Frozen Horse posted:

The reason for these is that they're the only way to get field strengths that high. A superconductor will have a critical field strength above which it will quench at that temperature. So, if you want to do something at 35 Tesla, that's your only choice. I expect that they're also good for crazy pulsed-field experiments where the field is ramped up from zero quickly. I'd also expect that after a year and a half at somewhere like the national high-field magnet lab, any given magnet would have a better design ready to supersede it anyway.
How much do one of these magnets cost to buy and set up? Sounds like many tens of thousands of dollars.

quote:

I'm not sure how possible that is. Sure, they might have eliminated ohmic drop through cunning superconductor assembly, but there is still a voltage drop due to flux motion resistance.

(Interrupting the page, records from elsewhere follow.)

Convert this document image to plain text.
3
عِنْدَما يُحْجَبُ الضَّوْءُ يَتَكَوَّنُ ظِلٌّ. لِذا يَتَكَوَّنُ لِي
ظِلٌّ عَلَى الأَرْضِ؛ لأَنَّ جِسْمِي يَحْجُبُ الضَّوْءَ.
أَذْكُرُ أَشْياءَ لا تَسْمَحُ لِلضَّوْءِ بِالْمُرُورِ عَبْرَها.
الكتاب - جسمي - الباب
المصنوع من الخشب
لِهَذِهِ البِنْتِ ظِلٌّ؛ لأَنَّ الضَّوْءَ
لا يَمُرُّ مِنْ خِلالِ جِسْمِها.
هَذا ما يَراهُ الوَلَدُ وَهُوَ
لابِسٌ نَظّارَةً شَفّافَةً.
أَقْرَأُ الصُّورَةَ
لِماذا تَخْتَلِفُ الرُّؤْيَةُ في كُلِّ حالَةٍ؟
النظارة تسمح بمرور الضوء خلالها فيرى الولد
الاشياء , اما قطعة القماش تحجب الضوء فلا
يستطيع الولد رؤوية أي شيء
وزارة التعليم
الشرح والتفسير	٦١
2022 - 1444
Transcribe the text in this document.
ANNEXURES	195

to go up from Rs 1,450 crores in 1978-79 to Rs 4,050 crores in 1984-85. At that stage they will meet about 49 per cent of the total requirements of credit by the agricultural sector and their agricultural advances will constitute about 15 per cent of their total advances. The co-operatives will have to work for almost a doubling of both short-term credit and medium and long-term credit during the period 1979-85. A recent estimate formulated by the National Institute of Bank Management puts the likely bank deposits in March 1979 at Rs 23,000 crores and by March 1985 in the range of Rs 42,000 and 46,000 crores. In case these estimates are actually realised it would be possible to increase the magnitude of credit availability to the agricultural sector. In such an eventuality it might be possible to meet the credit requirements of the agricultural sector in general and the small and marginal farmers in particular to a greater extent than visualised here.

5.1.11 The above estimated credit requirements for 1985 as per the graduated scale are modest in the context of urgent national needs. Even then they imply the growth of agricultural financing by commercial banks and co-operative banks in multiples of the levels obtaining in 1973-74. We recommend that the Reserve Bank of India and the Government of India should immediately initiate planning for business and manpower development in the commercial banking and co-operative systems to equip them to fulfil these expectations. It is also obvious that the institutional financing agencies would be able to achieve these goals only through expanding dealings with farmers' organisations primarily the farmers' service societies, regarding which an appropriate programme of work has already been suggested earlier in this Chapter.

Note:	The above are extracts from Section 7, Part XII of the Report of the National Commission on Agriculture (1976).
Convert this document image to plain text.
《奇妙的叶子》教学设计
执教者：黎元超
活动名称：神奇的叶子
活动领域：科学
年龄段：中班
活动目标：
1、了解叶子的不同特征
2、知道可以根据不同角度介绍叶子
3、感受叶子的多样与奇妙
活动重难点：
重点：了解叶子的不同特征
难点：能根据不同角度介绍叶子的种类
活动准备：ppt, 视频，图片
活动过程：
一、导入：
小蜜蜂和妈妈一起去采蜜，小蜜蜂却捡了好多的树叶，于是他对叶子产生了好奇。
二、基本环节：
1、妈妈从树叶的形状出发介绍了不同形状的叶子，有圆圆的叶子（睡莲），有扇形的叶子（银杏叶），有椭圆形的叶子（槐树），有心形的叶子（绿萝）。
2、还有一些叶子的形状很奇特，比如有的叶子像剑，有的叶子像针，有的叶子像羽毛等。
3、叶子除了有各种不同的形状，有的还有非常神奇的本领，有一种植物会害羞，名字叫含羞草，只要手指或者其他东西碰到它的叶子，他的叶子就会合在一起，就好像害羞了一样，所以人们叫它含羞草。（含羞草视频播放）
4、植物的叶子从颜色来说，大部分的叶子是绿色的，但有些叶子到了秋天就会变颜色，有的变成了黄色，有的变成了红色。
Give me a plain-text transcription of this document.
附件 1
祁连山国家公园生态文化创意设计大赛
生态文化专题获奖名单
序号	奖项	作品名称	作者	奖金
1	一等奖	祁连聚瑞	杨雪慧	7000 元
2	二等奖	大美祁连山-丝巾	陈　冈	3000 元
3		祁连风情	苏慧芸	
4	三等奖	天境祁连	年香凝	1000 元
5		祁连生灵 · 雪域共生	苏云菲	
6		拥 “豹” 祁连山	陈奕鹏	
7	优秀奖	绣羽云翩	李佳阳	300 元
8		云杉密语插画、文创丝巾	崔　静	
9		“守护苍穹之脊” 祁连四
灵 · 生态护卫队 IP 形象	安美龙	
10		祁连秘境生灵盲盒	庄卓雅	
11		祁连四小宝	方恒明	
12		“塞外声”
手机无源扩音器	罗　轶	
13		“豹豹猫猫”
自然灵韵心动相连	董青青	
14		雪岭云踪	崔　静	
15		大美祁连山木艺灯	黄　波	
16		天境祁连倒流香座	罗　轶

Not enough to worry about unless you're starting to nudge up against the critical current, though.
Eh, I'm not expert on superconductor physics. They gave a lot of talk on flux pinning and so on. IIRC it was for a 9.4T animal scanner and they said it only needs adjustments every five years to keep 10ppm accuracy or something.

quote:

What kind of magnet-fiddlery do you do?
I build systems for the opposite extreme: small permanent magnet systems with fields of 100-500mT. Maybe doing micro scale NMR at some point.